Dietenheim Bürgerwehr feiert Fasnet bei Kappensitzung - Klein, aber fein

Vor rund 100 Narren bewies die aus lauter Männer bestehende Bürgerwehr-Garde bei der Kappensitzung ihr tänzerisches Geschick.
Vor rund 100 Narren bewies die aus lauter Männer bestehende Bürgerwehr-Garde bei der Kappensitzung ihr tänzerisches Geschick. © Foto: Martin Dambacher
MARTIN DAMBACHER 02.02.2015
Schunkeln, Stimmung und Einlagen: Das macht die Kappensitzung der historischen Bürgerwehr aus. 100 Narren feierten im Don-Bosco-Heim Fasnet.

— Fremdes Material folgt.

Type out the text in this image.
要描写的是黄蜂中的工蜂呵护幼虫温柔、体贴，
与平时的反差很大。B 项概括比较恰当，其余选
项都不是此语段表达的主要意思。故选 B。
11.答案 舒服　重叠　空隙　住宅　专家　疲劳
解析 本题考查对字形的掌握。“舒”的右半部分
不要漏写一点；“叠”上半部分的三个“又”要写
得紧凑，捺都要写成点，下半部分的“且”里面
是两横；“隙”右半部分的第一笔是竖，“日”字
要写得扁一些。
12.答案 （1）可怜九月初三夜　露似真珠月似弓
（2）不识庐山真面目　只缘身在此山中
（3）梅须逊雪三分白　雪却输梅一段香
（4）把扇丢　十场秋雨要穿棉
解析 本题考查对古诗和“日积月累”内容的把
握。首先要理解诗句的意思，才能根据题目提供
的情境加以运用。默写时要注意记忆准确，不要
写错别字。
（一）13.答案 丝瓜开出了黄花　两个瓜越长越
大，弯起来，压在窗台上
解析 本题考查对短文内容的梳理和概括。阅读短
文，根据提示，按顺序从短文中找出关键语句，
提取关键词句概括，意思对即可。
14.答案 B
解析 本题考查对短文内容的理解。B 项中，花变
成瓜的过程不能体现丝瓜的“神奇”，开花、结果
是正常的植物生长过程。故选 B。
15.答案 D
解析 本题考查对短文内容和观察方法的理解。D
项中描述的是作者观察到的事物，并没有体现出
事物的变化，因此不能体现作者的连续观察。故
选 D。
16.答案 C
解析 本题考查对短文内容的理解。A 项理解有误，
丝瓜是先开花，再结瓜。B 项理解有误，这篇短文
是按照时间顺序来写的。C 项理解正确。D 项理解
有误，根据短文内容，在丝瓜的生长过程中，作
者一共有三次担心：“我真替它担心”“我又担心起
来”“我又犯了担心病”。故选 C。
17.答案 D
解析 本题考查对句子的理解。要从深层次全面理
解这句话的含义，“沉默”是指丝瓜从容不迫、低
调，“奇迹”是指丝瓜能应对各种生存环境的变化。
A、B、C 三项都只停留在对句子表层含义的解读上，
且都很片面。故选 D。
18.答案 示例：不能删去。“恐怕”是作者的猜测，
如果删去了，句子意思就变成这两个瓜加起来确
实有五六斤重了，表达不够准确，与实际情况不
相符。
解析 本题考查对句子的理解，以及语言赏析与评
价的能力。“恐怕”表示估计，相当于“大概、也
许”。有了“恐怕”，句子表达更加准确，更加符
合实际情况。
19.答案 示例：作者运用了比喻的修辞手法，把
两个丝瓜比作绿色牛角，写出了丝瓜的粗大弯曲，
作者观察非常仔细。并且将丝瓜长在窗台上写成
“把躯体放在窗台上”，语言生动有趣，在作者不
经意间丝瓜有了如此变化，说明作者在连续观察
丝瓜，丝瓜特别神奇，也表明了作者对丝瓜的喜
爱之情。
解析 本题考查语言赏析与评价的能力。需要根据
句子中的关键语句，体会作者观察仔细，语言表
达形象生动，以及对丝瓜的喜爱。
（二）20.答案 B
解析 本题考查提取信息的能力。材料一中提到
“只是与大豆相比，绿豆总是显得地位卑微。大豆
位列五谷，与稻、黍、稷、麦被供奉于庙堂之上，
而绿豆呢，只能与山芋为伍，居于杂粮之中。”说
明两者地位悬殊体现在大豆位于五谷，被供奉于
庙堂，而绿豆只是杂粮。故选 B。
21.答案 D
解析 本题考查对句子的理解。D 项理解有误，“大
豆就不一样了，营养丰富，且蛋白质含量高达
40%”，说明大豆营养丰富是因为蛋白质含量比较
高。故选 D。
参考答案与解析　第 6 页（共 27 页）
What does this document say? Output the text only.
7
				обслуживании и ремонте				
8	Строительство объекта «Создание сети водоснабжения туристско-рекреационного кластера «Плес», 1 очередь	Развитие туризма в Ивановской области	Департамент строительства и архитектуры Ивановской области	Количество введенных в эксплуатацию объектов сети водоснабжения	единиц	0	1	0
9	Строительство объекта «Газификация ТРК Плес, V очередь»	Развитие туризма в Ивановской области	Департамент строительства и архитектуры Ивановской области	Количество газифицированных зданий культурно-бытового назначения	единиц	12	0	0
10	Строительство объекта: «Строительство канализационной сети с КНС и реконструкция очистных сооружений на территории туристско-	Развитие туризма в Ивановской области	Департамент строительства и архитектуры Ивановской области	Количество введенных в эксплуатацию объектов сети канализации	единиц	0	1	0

Prinzessin Manfreda I. und Prinz Melanias I. heißt das diesjährige, "verkehrte" Prinzenpaar der historischen Bürgerwehr, das zusammen mit der männlichen Prinzengarde und dem Hofstaat der Ranzenburger Narrenzunft zu Beginn der Kappensitzung ins Don-Bosco-Heim einmarschierte. Dabei mussten sich Melanie und Manfred Unger vor dem "normalen" Prinzenpaar Caro I. und Oli I. nicht verstecken. Beide Paare machten auf der Bühne nebeneinander eine gute Figur. Beklatscht wurden die vier Tollitäten samt Gefolge bei ihrem Einzug von rund 100 Narren, darunter Bürgermeister Christopher Eh und die Pfarrer Gerhard Bundschuh und Thomas Breitkreuz.

Aber auch Gäste der Spielmannszüge Ehingen und Munderkingen sowie der ehemaligen Patenkompanie waren der Einladung von Kommandant Carsten Baur gefolgt, Hofmarschallin Melanie Reuter nutzte dies gleich, um neben dem bekannten "Narro Ahoi" auch die Ehinger und Munderkinger Narrenrufe "Kügele Hoi" und "Narro Hee" anzustimmen.

Gut gelaunt ging es dann in den gut gefüllten Programmteil des Abends, den die Jugendgarde der Narrenzunft mit ihrem "Aliens"-Tanz eröffnete. Fast genau so grazil wie die jungen Mädchen zeigten sich auch die gestandenen Männer der Bürgerwehr-Prinzengarde, die in kurzen Röckchen und knappen Tops ihre akrobatische Seite unter Beweis stellten, trainiert wurden die "Damen" in diesem Jahr erstmals von Lisa Kutscher.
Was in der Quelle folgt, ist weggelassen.